CONSIDERACIONES DE LA CORTE: En punto a la nulidad es pertinente recordar que, constituye regla general que tanto la alegación, como el trámite y decisión de las solicitudes de declaratoria de nulidad procesal, es propio de "las instancias", por lo que, es bien sabido, el recurso de casación no origina una instancia, con todo, si la misma se genera en la sentencia, como asevera el memorialista es procedente hacer abstracción de la regla general y torna procedente su estudio.

La Sala de Casación Civil de esta Corporación, sobre este tema, señaló: “ Por cuanto no otra cosa distinta permite hacer la naturaleza limitada del recurso de casación, la doctrina jurisprudencial en nuestro medio, si bien ha venido aceptando en forma excepcional la procedencia en ese ámbito de algunos incidentes típicos y de ciertas solicitudes que requieren trámite especial, siempre lo ha hecho con sumo cuidado, evitando que por esta vía consigan arraigo viciosos injertos con los cuales acaba desnaturalizándose la concepción dogmática que inspira aquel recurso e inútilmente se introduce el desconcierto en un procedimiento que por esencia tiene que ser muy sencillo y restringido en sus posibles desarrollos.

Ciertamente, y por eso los contornos bien delimitados que desde el punto de vista adjetivo el instituto tiene '... la materia del recurso de casación -ha dicho la Corte en relación con este tema- no es el litigio como cuestión decidendum, sino la sentencia proferida por el tribunal de segunda instancia como thema decisum, sentencia ésta que es el objetivo propio del juzgamiento de la Corte en casación, quien, en el ámbito de cualquiera de las causales especificas en que puede fundarse tal recurso y dentro de los limites que le trace la impugnación, se limita a decidir si ese procedimiento de segundo grado se conforma, si o no, con el derecho; y en la segunda de estas hipótesis, invalidar la decisión recurrida, y en su lugar proferir la que corresponda ( ); o si fuere el caso de la quinta de las causales devolver el proceso al tribunal de origen para que proceda con arreglo a lo resuelto por la Corte ' (G.J.T. CXVII, pág. 202).

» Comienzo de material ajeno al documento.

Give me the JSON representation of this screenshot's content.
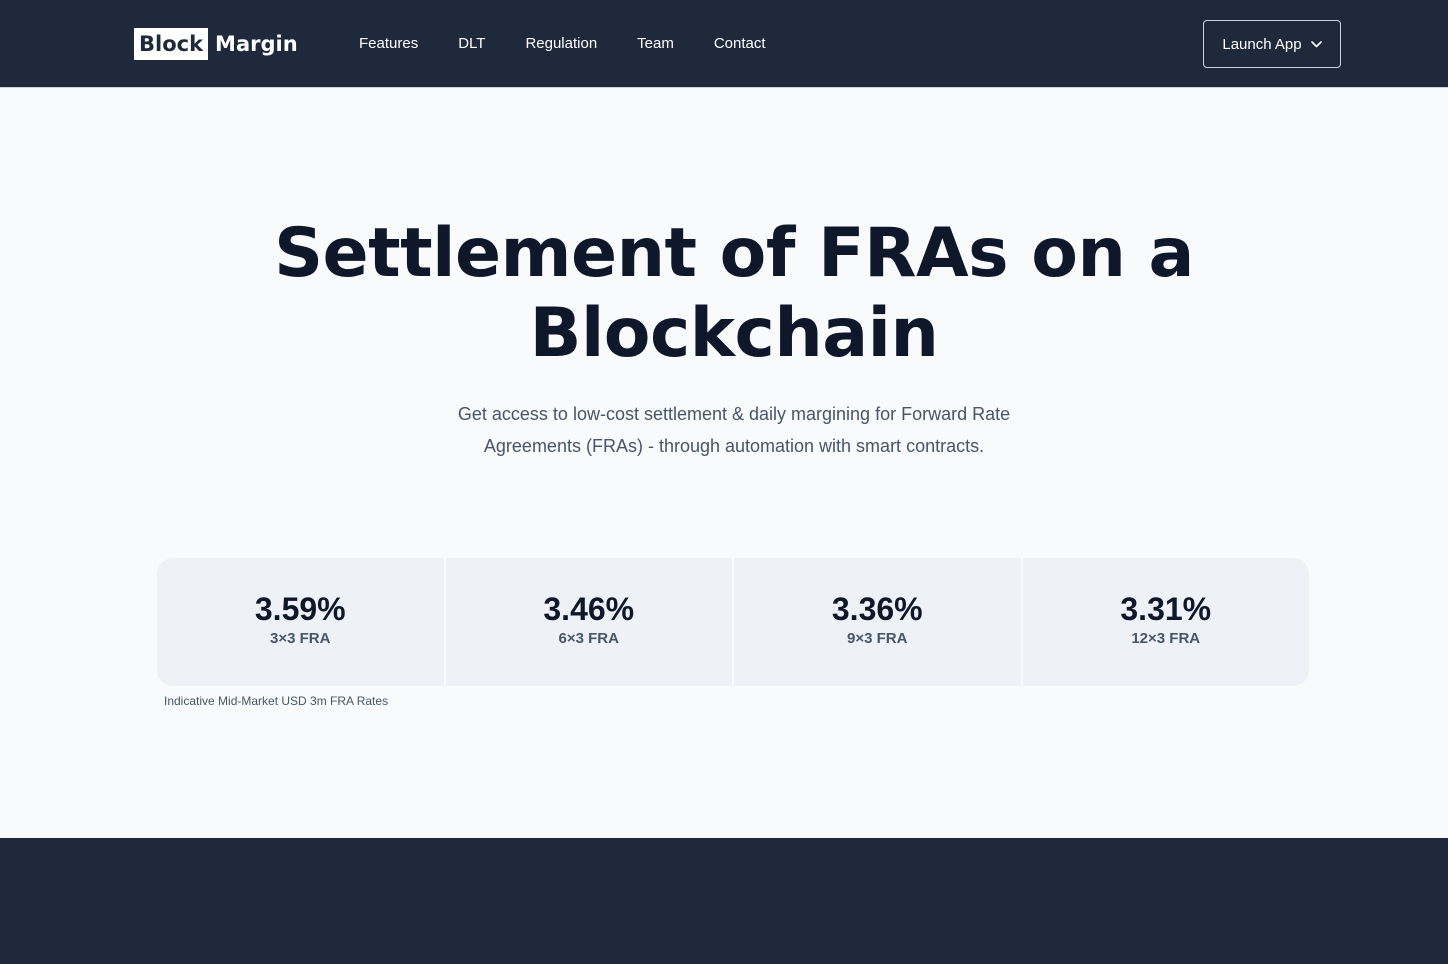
{
  "brand": {
    "block": "Block",
    "margin": "Margin"
  },
  "nav": {
    "items": [
      {
        "label": "Features"
      },
      {
        "label": "DLT"
      },
      {
        "label": "Regulation"
      },
      {
        "label": "Team"
      },
      {
        "label": "Contact"
      }
    ],
    "launch_label": "Launch App"
  },
  "hero": {
    "title_line1": "Settlement of FRAs on a",
    "title_line2": "Blockchain",
    "subtitle_line1": "Get access to low-cost settlement & daily margining for Forward Rate",
    "subtitle_line2": "Agreements (FRAs) - through automation with smart contracts."
  },
  "rates": {
    "items": [
      {
        "value": "3.59%",
        "label": "3×3 FRA"
      },
      {
        "value": "3.46%",
        "label": "6×3 FRA"
      },
      {
        "value": "3.36%",
        "label": "9×3 FRA"
      },
      {
        "value": "3.31%",
        "label": "12×3 FRA"
      }
    ],
    "caption": "Indicative Mid-Market USD 3m FRA Rates"
  },
  "colors": {
    "navbar_bg": "#1e293b",
    "page_bg": "#f8fafc",
    "card_bg": "#eef2f6",
    "text_dark": "#0f172a",
    "text_muted": "#475569"
  },
  "icons": {
    "launch_dropdown": "chevron-down-icon"
  }
}
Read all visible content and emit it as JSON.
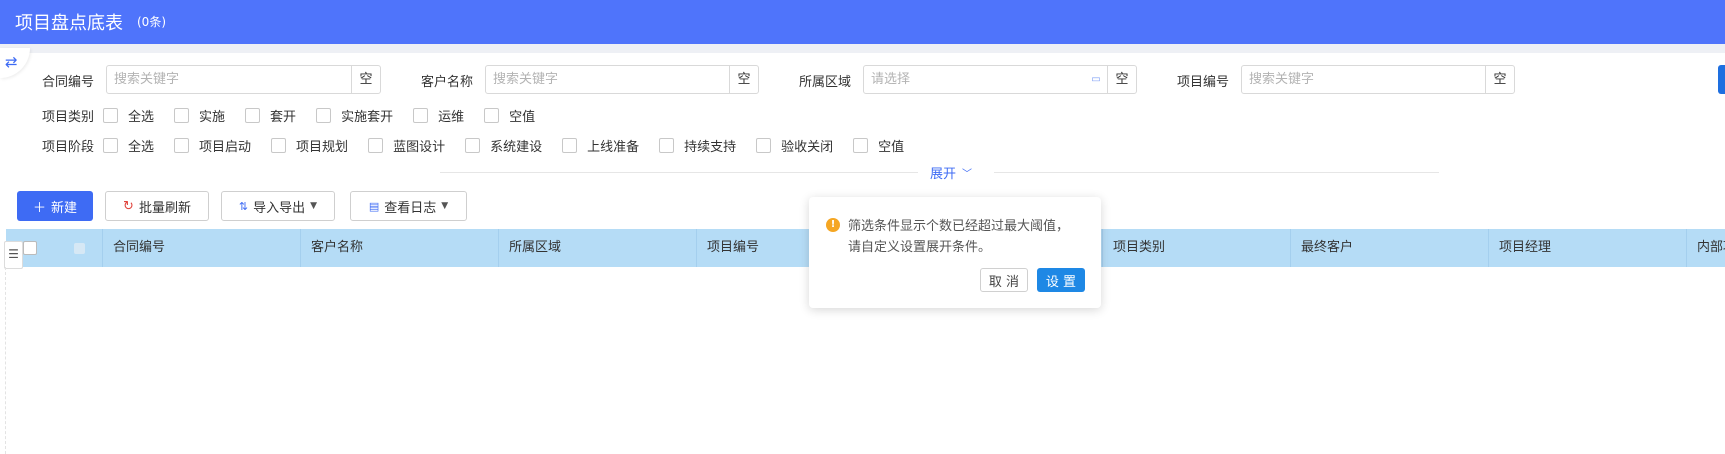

"Si se trata, entonces, de una auténtica acción de impugnación derivada del derecho que pretende tener el recurrente a la infirmación de una sentencia definitiva por determinados vicios de fondo o de forma de los que adolece, es apenas natural aceptar que el trámite legal dentro del cual aquella acción está llamada a desenvolverse tiene a su vez características particulares concordantes con ese concepto, características éstas que así como no permiten confundirlo con el que corresponde a las instancias, igualmente llevan a sostener en tesis general la improcedencia de incidentes o de solicitudes que requieran actuación especial, mientras se encuentre pendiente un recurso como el de casación y en curso la demanda que lo sustenta.

"Pero según acaba de dejarse advertido, la anterior es apenas una regla general que en cuanto tal y frente a todas las situaciones posibles, no tiene vigencia absoluta o indiscriminada. Diciente ejemplo de ello son las nulidades procesales puesto que, encontrándose pendiente el recurso de casación, bien puede llegar a configurarse una situación irregular susceptible de generar nulidad por encuadrarse en alguna de las causales limitativamente previstas en el artículo 140 del Código de Procedimiento Civil, y ante semejante hipótesis forzoso es admitir la viabilidad del trámite especial respectivo al que se refiere el artículo 142 ibidem, desde luego en la medida en que tales situaciones sean sobrevinientes y la declaración de invalidez pueda todavía cumplir la función procesal que le es propia, es decir desembarazar la actuación de vicios sobrevinientes capaces de impedir en el futuro la plena eficacia de la decisión final por producirse".

(Auto, Sala de Casación Civil. 17 de febrero de 1992, expediente 3573). En relación con la nulidad invocada, se ha de advertir que el régimen de nulidades procesales, es de naturaleza eminentemente restrictivo, por ello se determinan taxativamente las causales que la originan, las que son aplicables en materia laboral por remisión autorizada por el artículo 145 del C.P. del T y SS., a falta de disposiciones en el ordenamiento procesal citado, que no sufrió modificación alguna, luego de la expedición de algunas reformas; y, que se decidirá de plano por no haber lugar a ella.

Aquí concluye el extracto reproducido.